Demain, si vous n’êtes pas au courant, c’est le premier tour des élections municipales (#jevote). J’avais envie, à cette occasion, d’évoquer la naissance des communes. On pense souvent que celles-ci ont été créées par les lois de décentralisation au XXe siècle. En réalité, les communes sont nées en décembre 1789, par la volonté des députés de l’Assemblée nationale.

Sous l’Ancien Régime, des communes inexistantes

Dès l’Antiquité, les gens ont éprouvé le besoin de se rassembler pour s’entraider, mais aussi pour se protéger mutuellement. Cependant, chaque hameau ou pâté de maisons se structurait comme il l’entendait. Souvent, on s’agglomérait autour d’un lieu au centre duquel on finissait par construire une chapelle ou une église.

Paroisse, seigneurie, communauté…

Jusqu’à la Révolution, plusieurs circonscriptions administratives coexistaient :

  • la paroisse, correspondant à la subdivision des diocèses ecclésiastiques sur lesquels le clergé percevait son impôt (la dîme) ;
  • la seigneurie, le territoire sur lequel le seigneur impose sa justice et perçoit les impôts seigneuriaux ;
  • la communauté, le champ de levée de l’impôt royal, la taille.

Evidemment, les limites de ces trois territoires ne correspondaient pas forcément entre eux, sinon ce serait trop facile. Cela dépendait des provinces, des seigneurs, de la période. Si les seigneuries ont beaucoup évolué au gré des guerres, héritages et autres ventes, les paroisses sont restées plutôt stables. Ce sont souvent elles qui vont donner naissances aux communes.

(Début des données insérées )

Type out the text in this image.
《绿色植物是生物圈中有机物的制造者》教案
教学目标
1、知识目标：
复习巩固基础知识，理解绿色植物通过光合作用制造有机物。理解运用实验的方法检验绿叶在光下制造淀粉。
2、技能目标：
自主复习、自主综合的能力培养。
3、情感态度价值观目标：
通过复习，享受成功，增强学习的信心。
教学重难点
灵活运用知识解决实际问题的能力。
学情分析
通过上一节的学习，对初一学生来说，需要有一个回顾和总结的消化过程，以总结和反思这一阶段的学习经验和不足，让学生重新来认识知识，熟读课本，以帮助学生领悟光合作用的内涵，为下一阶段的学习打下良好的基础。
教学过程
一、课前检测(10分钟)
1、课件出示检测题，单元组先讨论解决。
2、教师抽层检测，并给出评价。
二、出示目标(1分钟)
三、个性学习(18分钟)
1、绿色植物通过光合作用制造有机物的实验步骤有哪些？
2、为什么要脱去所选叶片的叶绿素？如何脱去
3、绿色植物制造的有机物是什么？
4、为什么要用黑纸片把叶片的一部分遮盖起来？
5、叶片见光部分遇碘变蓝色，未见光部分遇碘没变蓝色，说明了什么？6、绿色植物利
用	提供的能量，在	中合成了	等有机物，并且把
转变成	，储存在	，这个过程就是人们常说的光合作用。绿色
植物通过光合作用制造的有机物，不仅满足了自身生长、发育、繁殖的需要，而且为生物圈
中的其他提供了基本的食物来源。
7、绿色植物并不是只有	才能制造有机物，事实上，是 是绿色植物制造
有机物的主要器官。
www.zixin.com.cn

Paroisses sur la limite orientale de la Bretagne aux XIe-XIIe siècles : évolution du réseau en contexte frontalier, Jean-Claude Meuret, Presses universitaires de Rennes, 2013. Source.

Les villes, premier ersatz d’administration communale

Les villes avaient un statut encore à part, car elles se sont très vite libérées du pouvoir féodal (XIIe siècle). Souvent autonomes, elles rassemblaient de nombreuses paroisses, administrées par des structures proches de nos conseils municipaux, à ceci près qu’ils n’étaient pas élus démocratiquement. Il s’agissait plutôt des bourgeois les plus riches qui prenaient en main la gestion de la cité. On appelait ces administrateurs jurats à Bordeaux, capitouls à Toulouse, échevins dans le nord…

14 décembre 1789, l’Assemblée nationale créé les communes

La Commune de Paris, pionnière

Le 14 juillet 1789, le prévôt des marchands de Paris (le maire), est assassiné à la sortie de l’hôtel de ville. Le peuple enragé promène sa tête au bout d’une pique, à l’instar du gouverneur de la Bastille.

Aussitôt, les bourgeois s’organisent pour créer la Commune de Paris, surtout en vue de se défendre. À sa tête, ils désignent Jean-Sylvain Bailly (qui sera donc le premier maire de Paris). Deux jours plus tard, ce sont ces électeurs de la Commune de Paris qui accueillent Louis XVI.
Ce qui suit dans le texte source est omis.